Милый друг! И тебя не забудет:
Только верь и люби! — Он сказал.
Столь поразительную метаморфозу товарищи по заключению истолковали как помешательство, но это не смутило Ювачева.
«Скажу: жил внутреннею, духовною жизнью… — писал он из Шлиссельбурга. — Дни, недели, месяцы созерцал построенный храм Божий в моем воображении».
Как вспоминает В.Н. Фигнер, в январе 1885 года, после истории с Мышкиным, крепость посетил товарищ министра внутренних дел генерал П.В. Оржевский.
П.В. Оржевский застал Ювачева стоящим на коленях, с Библией в руках, и спросил у Ювачева, не желает ли он поступить в монастырь.
— Я не достоин, — ответил тот…
В 1886 году Ивана Павловича Ювачева перевели на Сахалин.
Первые годы он провел на тяжелых каторжных работах, а потом был определен исполнять обязанности заведующего Сахалинской метеорологической станцией. Последние годы своего срока Иван Павлович много занимался картографией, печатал книги, посвященные климату острова.

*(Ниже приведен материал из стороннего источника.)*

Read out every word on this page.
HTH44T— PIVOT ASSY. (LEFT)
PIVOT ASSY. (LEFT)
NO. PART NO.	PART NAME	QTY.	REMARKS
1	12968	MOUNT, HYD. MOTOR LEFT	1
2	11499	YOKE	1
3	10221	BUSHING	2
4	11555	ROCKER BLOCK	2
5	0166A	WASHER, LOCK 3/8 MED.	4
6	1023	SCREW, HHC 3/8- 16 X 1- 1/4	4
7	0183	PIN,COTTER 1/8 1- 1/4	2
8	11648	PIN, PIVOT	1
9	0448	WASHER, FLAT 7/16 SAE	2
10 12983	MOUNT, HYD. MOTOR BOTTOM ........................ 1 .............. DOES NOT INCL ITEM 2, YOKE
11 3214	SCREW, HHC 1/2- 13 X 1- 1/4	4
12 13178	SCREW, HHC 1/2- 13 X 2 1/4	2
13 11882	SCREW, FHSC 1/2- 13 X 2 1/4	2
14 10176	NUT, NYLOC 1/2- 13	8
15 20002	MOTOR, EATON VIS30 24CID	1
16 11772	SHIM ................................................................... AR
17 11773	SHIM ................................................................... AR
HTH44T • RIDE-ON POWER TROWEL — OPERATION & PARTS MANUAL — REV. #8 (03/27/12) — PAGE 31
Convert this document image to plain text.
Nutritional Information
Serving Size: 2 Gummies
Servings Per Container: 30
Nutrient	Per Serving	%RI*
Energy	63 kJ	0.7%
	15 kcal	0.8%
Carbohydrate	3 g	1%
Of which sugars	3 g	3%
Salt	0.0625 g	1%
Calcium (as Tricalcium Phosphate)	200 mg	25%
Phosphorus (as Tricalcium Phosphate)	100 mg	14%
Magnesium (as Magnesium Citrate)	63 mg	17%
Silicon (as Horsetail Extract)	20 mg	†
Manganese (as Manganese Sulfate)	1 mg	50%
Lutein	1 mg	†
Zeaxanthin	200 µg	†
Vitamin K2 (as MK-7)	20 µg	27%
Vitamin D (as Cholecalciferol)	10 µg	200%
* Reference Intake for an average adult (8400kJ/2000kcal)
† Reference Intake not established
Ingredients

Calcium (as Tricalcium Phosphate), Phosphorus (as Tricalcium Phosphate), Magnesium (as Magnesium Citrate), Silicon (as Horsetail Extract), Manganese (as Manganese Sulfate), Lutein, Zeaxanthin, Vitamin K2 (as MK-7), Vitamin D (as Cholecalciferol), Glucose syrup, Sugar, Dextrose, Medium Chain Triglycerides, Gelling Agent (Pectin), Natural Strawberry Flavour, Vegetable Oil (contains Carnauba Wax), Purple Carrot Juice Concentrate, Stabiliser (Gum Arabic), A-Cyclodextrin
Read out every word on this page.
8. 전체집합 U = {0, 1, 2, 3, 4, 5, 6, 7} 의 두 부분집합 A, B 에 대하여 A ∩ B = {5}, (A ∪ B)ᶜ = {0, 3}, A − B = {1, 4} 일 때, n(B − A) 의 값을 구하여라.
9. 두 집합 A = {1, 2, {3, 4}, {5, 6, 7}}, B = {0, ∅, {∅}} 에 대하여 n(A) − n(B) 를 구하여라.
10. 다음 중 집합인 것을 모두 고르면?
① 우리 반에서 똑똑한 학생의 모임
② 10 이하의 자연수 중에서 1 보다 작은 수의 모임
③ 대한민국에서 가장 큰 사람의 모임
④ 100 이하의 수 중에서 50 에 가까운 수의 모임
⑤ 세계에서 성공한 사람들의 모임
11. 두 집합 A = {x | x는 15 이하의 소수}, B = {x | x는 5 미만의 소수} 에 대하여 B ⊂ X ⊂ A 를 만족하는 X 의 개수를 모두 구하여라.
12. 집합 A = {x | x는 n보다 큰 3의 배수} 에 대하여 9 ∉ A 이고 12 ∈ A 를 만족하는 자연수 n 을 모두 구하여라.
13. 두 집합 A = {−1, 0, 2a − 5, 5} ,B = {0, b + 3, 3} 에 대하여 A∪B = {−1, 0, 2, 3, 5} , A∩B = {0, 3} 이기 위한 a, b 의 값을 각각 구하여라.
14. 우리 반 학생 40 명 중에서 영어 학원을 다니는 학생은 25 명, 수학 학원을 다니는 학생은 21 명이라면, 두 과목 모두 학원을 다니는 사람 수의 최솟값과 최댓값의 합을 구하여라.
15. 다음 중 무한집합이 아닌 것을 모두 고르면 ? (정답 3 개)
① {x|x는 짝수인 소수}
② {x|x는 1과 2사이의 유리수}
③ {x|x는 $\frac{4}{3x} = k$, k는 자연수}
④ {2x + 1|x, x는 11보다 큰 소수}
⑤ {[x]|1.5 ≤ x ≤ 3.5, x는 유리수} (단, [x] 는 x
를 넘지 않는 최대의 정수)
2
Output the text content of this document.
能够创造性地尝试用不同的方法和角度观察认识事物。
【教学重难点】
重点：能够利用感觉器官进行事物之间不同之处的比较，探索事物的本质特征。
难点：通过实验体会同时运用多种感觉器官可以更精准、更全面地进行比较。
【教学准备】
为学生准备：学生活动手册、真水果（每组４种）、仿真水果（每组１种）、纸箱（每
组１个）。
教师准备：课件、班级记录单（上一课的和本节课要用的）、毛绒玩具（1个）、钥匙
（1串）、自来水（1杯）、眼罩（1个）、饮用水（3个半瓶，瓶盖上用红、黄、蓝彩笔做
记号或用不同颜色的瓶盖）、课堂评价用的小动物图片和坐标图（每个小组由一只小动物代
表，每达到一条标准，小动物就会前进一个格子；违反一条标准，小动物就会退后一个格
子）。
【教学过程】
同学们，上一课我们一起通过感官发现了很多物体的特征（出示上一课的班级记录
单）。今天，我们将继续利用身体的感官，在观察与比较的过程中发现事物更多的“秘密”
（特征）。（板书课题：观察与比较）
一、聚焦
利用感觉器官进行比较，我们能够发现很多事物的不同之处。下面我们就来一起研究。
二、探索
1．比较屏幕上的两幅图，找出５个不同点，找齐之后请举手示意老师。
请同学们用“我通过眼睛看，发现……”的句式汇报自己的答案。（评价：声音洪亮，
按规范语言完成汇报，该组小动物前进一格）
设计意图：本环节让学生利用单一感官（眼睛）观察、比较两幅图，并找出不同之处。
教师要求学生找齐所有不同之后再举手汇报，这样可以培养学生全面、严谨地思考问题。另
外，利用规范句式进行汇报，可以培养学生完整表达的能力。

Кроме этого на Сахалине он превратился в православного писателя Миролюбова, рассказы и другие сочинения которого продолжают переиздаваться и в наши дни.
Когда на Сахалине появился собственный флот, И.П. Ювачёв стал капитаном первого сахалинского парохода.
После освобождения в 1897 году Иван Павлович Ювачев, совершив кругосветное путешествие, вернулся в Петербург, служил там в инспекции Управления сберегательными кассами, был членом-корреспондентом Главной физической обсерватории Академии наук, издал несколько книг с описанием Шлиссельбургской крепости, Сахалина.
В 1902 году он женился на Надежде Ивановне Колюбакиой, которая заведовала «Убежищем для женщин, вышедших из тюрем Санкт-Петербурга». Здесь, на казенной квартире, в здании убежища, через два с половиной года, 30 декабря 1905 года, у Ювачевых родился сын Даниил, ставший знаменитым писателем Даниилом Хармсом.
После революции до пенсии Иван Павлович Ювачев служил главным бухгалтером Волховстроя.
Умер он 17 мая 1940 года в возрасте 80 лет.
А вот народовольца Михаила Федоровича Фроленко, который открыто говорил своим умничающим товарищам, что хотел бы верить в такого Бога, каким тот предстает на иконостасах, никто из товарищей по шлиссельбургскому заточению в богоискательстве не подозревал.
Способствовал этому жизнерадостный характер самого Фроленко.
По воспоминаниям Л.А. Тихомирова, это был человек очень хороший, простой, добрый.
«По наружности он совершенно походил на рабочего, как и по привычке к самой скромной жизни, не нуждаясь ни в каких удобствах. Замечательно хладнокровный и неустрашимый, он не любил никаких собственно террористических дел и в них, полагаю, не участвовал во всю жизнь, но всегда готов был помочь освобождению кого-либо.
Фроленко пошел на рынок в качестве ищущего работу. Он рассчитывал, что, может, понадобятся рабочие для острога, и не ошибся. Через несколько дней пришли нанимать на какое-то дело в острог. Фроленко был и физически довольно силен, и знал понемножку разные отрасли труда, в котором был вообще очень сообразителен. Начав работу в тюрьме, он понравился и своим тихим характером, и внимательностью к делу, а между тем как раз понадобился служитель по камерам арестантов — то, что и нужно было ему. Он, конечно, немедленно согласился поступить на это место. Остальное пошло у него как по маслу. Он подделал ключи к камерам Стефановича и Бохановского, припас для них костюмы служащих в тюрьме, высмотрел путь для побега, подготовил способы перелезть через стену, и затем оба заключенных благополучно бежали. Сам Фроленко тоже скрылся. Этот побег тогда наделал много шума и принадлежит к числу самых ловких и необыкновенных».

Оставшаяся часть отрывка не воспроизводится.